Funny thing, my dad did this many years ago to cut some paneling. It worked so
well he kept it set up for years out back.
Using a sheet of 3/4 plywood, which could be cut down some, rout a slot near the
center for the blade. Mount the circular saw. Flip it over. Now you have a table
saw. For a fence, we used some hard wood, I forget the size, 1x3 maybe. The
fence was attached with some wing bolts through slots for adjustment. The hard
part was to get the fence square. It was crude, but it worked well for large
sheets of plywood.
An inline switch was installed for power.

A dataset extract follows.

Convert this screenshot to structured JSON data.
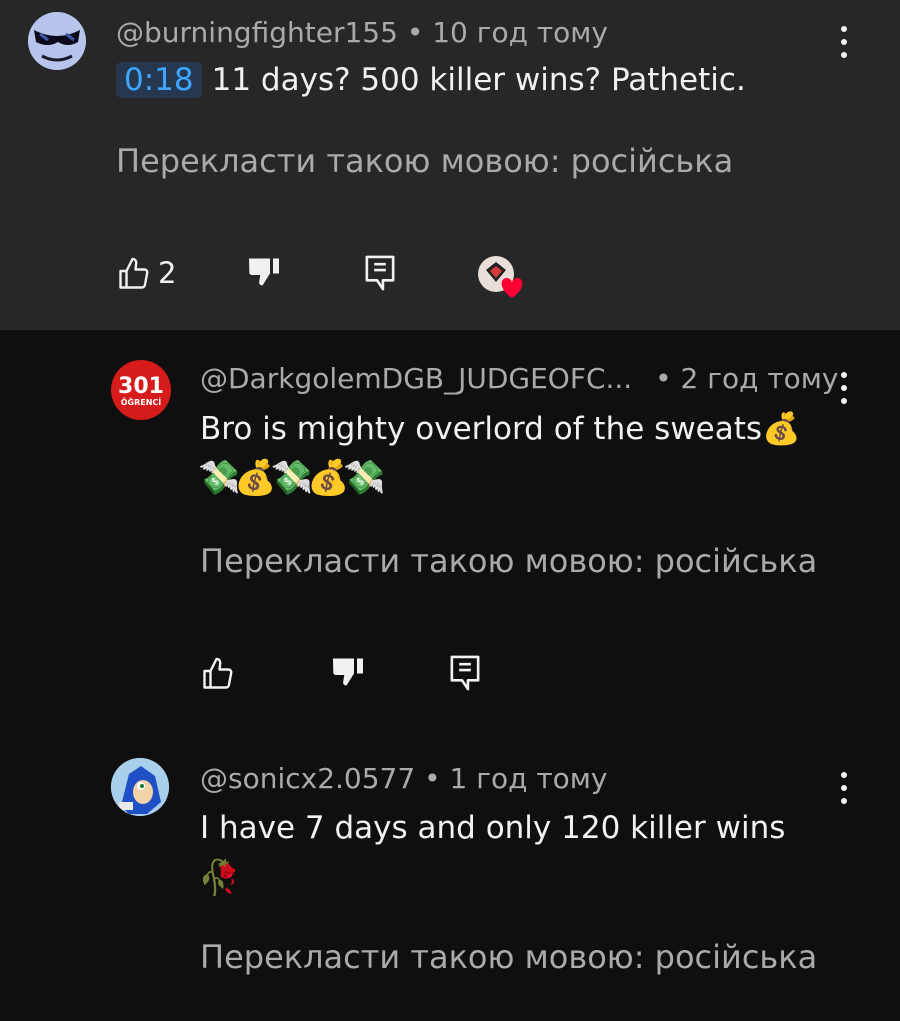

Sorry this rig was crude, so no plans. It just filled the need at the time.
Faustino Dina wrote:
I recall ShopNotes magazine had a nice plan for just what you want. I
didn't have a need for it so I don't remember when the issue was, but I bet
if you search their web site or contact them they'd be glad to help you.
They sell back issues so you should be able to find the right issue.
Larry C in Auburn, WA
"Faustino Dina" < firstname.lastname@example.org> wrote in message
I was thinking along the same lines, but my circ saw has a button
that needs to be held down for the saw to work. If you have a
similar saw, might be difficult to table-mount it...
If anyone has idea on how to get around this, I would love to hear!
Faustino Dina wrote:
Twist wire on the around the handle and power switch of the saw to hold it
in the ON position, and plug it into a switched power source. Make your own
using a light switch and plug from your local hardware place, or use a power
bar, or whatever. Not sure if you'll shorten the life of the motor of your
saw using a non motor rated switch, but there you go.
Hirshe (sp?) sells or sold a portable table that does just want you
want. It has a fence and miter gauge and doesn't do a bad job (not
really for fine work). I've got one somewhere in the shed. I used it on
site for ripping exterior trim, spacers, etc. Easier than dragging a my
delta site saw when only a few cuts were needed.
My SIL took a $10 circular saw from a garage sale, cut a zero clearance slot
in scrape sink cutout, and mounted the whole thing on an old printer stand.
With the addition of a diamond blade, and "fence" C-clamped in place, he had
a very useable tile cutting saw. (He didn't even remove the sole plate. He
just drilled holes in it and used it to screw to the underside of scrap
cutout). It definitely wouldn't pass an OHSA safety inspection, not with
that naked blade sticking up, but it works very well.